Grizzly bears in and around Yellowstone National Park will be stripped of Endangered Species Act safeguards this summer, U.S. Interior Secretary Ryan Zinke announced on Thursday in a move conservation groups vowed to challenge in court.

Dropping federal protection of Yellowstone's grizzlies, formally proposed in March 2016 under the Obama administration, was based on the agency's findings that the bears' numbers have rebounded sufficiently in recent decades.

The estimated tally of grizzlies in the greater Yellowstone region, encompassing parts of Wyoming, Montana and Idaho, has grown to roughly 700 today, up from as few as 136 bears in 1975 when they were formally listed as a threatened species through the lower 48 states.
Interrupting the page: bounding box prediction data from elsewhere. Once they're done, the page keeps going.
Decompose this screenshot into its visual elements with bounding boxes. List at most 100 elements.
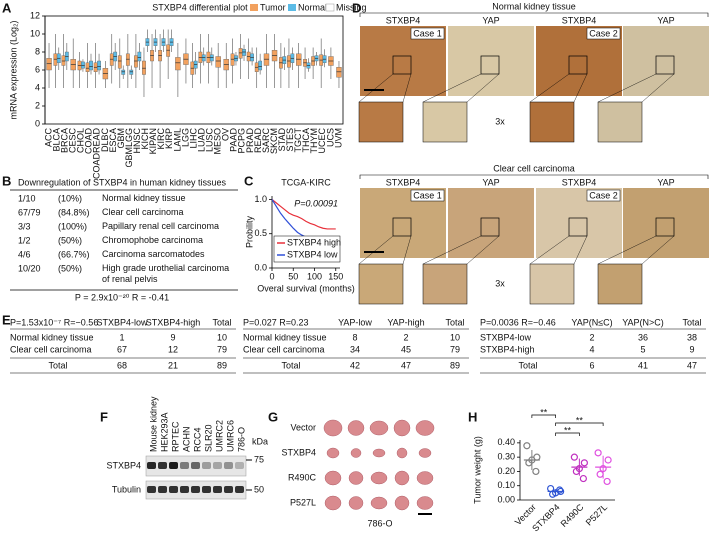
box <box>61 55 66 66</box>
section-title: Clear cell carcinoma <box>493 163 575 173</box>
tumor <box>370 471 388 485</box>
zoom-guide <box>466 235 500 265</box>
zoom-image <box>422 263 468 305</box>
tumor <box>416 471 434 485</box>
table-cell-wrap: High grade urothelial carcinoma of renal… <box>102 263 230 284</box>
box <box>201 54 206 62</box>
x-tick-label: KIPAN <box>148 128 158 154</box>
zoom-guide <box>422 235 482 265</box>
lane-label: UMRC6 <box>225 420 235 452</box>
table-cell: Total <box>48 360 67 370</box>
tumor <box>394 470 410 486</box>
table-cell-wrap: Clear cell carcinoma <box>102 207 184 217</box>
box <box>242 49 246 56</box>
table-cell: (50%) <box>58 235 82 245</box>
marker-label: 50 <box>254 484 264 494</box>
tumor <box>324 470 342 486</box>
zoom-guide <box>597 235 657 265</box>
x-tick-label: TGCT <box>293 128 303 153</box>
box <box>97 60 101 71</box>
x-tick-label: 0 <box>269 271 274 281</box>
box <box>263 53 270 66</box>
western-blot <box>145 455 252 500</box>
box <box>287 55 291 68</box>
box <box>117 55 122 69</box>
point <box>594 449 602 457</box>
table-cell: 1 <box>119 332 124 342</box>
x-tick-label: SKCM <box>269 128 279 154</box>
box <box>137 51 142 62</box>
x-tick-label: STAD <box>277 128 287 152</box>
zoom-guide <box>402 73 412 103</box>
table-cell: Normal kidney tissue <box>102 193 186 203</box>
table-cell: 38 <box>687 332 697 342</box>
y-axis-label: Probility <box>244 215 254 248</box>
zoom-guide <box>573 235 588 265</box>
point <box>570 453 578 461</box>
y-tick-label: 1.0 <box>254 194 267 204</box>
table-header: YAP(N≤C) <box>571 317 612 327</box>
point <box>523 442 531 450</box>
roi-box <box>655 217 675 237</box>
table-cell: 79 <box>217 344 227 354</box>
lane-label: Mouse kidney <box>148 396 158 452</box>
x-tick-label: 100 <box>307 271 322 281</box>
cell-line-label: 786-O <box>367 518 392 528</box>
x-tick-label: KIRP <box>164 128 174 149</box>
lane-label: 786-O <box>236 427 246 452</box>
box <box>258 60 263 71</box>
table-cell: 47 <box>687 360 697 370</box>
table-header: YAP-high <box>387 317 424 327</box>
table-cell: 9 <box>170 332 175 342</box>
table-header: Total <box>445 317 464 327</box>
table-cell: 6 <box>589 360 594 370</box>
table-cell: (66.7%) <box>58 249 90 259</box>
table-header: P=0.0036 R=−0.46 <box>480 317 556 327</box>
table-cell-wrap: Papillary renal cell carcinoma <box>102 221 219 231</box>
table-cell: 10 <box>450 332 460 342</box>
zoom-guide <box>573 73 588 103</box>
column-label: STXBP4 <box>562 177 597 187</box>
column-label: YAP <box>482 15 499 25</box>
table-cell: Clear cell carcinoma <box>10 344 92 354</box>
table-header: STXBP4-low <box>96 317 148 327</box>
box <box>129 69 134 75</box>
x-tick-label: COAD <box>84 128 94 155</box>
table-cell: 47 <box>401 360 411 370</box>
box <box>81 61 85 69</box>
table-footer: P = 2.9x10⁻²⁰ R = -0.41 <box>75 292 169 302</box>
table-cell: 67/79 <box>18 207 41 217</box>
table-cell: 8 <box>352 332 357 342</box>
x-tick-label: 150 <box>328 271 343 281</box>
tumor <box>370 496 388 510</box>
y-tick-label: 4 <box>35 82 40 92</box>
case-label: Case 1 <box>413 28 442 38</box>
table-header: Total <box>682 317 701 327</box>
x-tick-label: THCA <box>301 128 311 153</box>
panel-label: B <box>2 173 11 188</box>
table-header: STXBP4-high <box>146 317 201 327</box>
chart-title: TCGA-KIRC <box>281 177 331 187</box>
box <box>89 60 93 71</box>
tumor <box>393 419 411 437</box>
point <box>596 470 604 478</box>
table-cell: 67 <box>117 344 127 354</box>
table-header: Total <box>212 317 231 327</box>
x-tick-label: LAML <box>172 128 182 152</box>
bracket <box>359 174 709 179</box>
table-cell: 21 <box>168 360 178 370</box>
annotation: P=0.00091 <box>294 198 338 208</box>
row-label: P527L <box>290 497 316 507</box>
table-cell: 34 <box>350 344 360 354</box>
table-cell: High grade urothelial carcinoma of renal… <box>102 263 230 284</box>
x-tick-label: COADREAD <box>92 128 102 180</box>
zoom-guide <box>641 73 675 103</box>
sig-bracket <box>531 414 556 418</box>
x-tick-label: MESO <box>213 128 223 155</box>
x-tick-label: ESCA <box>108 128 118 153</box>
column-label: YAP <box>657 177 674 187</box>
x-tick-label: SARC <box>261 128 271 154</box>
table-cell: 12 <box>168 344 178 354</box>
point <box>580 459 588 467</box>
panel-label: H <box>468 409 477 424</box>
At that time, the grizzly had been hunted, trapped and poisoned to near extinction. Its current population well exceeds the government's minimum recovery goal of 500 animals in the region.
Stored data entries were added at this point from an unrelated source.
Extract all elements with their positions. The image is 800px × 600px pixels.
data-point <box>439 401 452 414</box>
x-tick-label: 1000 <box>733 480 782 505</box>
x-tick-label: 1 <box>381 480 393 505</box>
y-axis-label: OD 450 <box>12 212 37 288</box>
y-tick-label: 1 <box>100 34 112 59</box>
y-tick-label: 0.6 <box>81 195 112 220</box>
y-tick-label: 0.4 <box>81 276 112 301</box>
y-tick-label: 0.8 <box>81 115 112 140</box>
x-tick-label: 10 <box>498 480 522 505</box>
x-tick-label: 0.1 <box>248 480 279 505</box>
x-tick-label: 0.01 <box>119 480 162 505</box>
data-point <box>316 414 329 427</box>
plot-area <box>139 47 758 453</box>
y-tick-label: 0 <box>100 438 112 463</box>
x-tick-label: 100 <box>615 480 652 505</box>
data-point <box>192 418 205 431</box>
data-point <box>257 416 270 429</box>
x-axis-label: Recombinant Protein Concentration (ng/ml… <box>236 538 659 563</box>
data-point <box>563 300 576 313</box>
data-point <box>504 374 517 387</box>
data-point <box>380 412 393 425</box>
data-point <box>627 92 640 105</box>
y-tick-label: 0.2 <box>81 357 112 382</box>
Lifting the bears' protected status will open them to trophy hunting outside the boundaries of Yellowstone park as grizzly oversight is turned over to state wildlife managers in Wyoming, Montana and Idaho.

Ranchers, who make up a powerful political constituency in Western states, have strongly advocated delisting grizzlies, arguing the bears' growing numbers pose a threat to humans and livestock. Agitation for state management of grizzlies has also come from hunters, who highly prize them as trophy animals.

Environmentalists say that while grizzlies have made a comeback, their recovery could falter without federal safeguards. They point to the fact that a key food source for the bears, whitebark pine nuts, may be on the decline from climate change.

"The grizzly fight is on. We'll stop any attempt to delist Yellowstone's grizzlies," the Oregon-based Western Environmental Law Center said in a Twitter post.

"We anticipate going to court to challenge this premature, deeply concerning decision," said Bethany Cotton, wildlife program director for the conservation group WildEarth Guardians.

Native American tribes, which revere the grizzly, also have opposed stripping the bear of federal protection.

Zinke, a former Montana congressman, said the final delisting rule by the U.S. Fish and Wildlife Service will be published "in coming days" and go into effect 30 days later.

He hailed the move as marking "one of America's great conservation successes."

Population studies show grizzly bears have more than doubled their range since the mid-1970s, occupying more than 22,500 square miles (58,275 sq km) of the Yellowstone ecosystem, according to the Fish and Wildlife Service. That area is larger than the land mass of New Hampshire, Massachusetts and Rhode Island, combined, the agency said.

Despite those gains, the grizzly is found in only about 2 percent of its original range in the lower 48 states.

For the Yellowstone region, the scope and quality of bear habitat, regulatory mechanisms developed over the years and the existing balance of male and female bears should allow the states to maintain a viable, long-term grizzly population number in the high-600s to low-700s, agency officials said in March when delisting was proposed.

Yelowstone's grizzlies were briefly removed from protected status in 2007 but were re-listed after environmentalists sued, asserting the government had failed to account for such factors as climate change.

A joint federal-state committee of wildlife manager recommended de-listing again in 2012.

The rule will not affect four other smaller federally protected grizzly populations in parts of Montana, Idaho and Washington state. A much larger population in Alaska remains unlisted.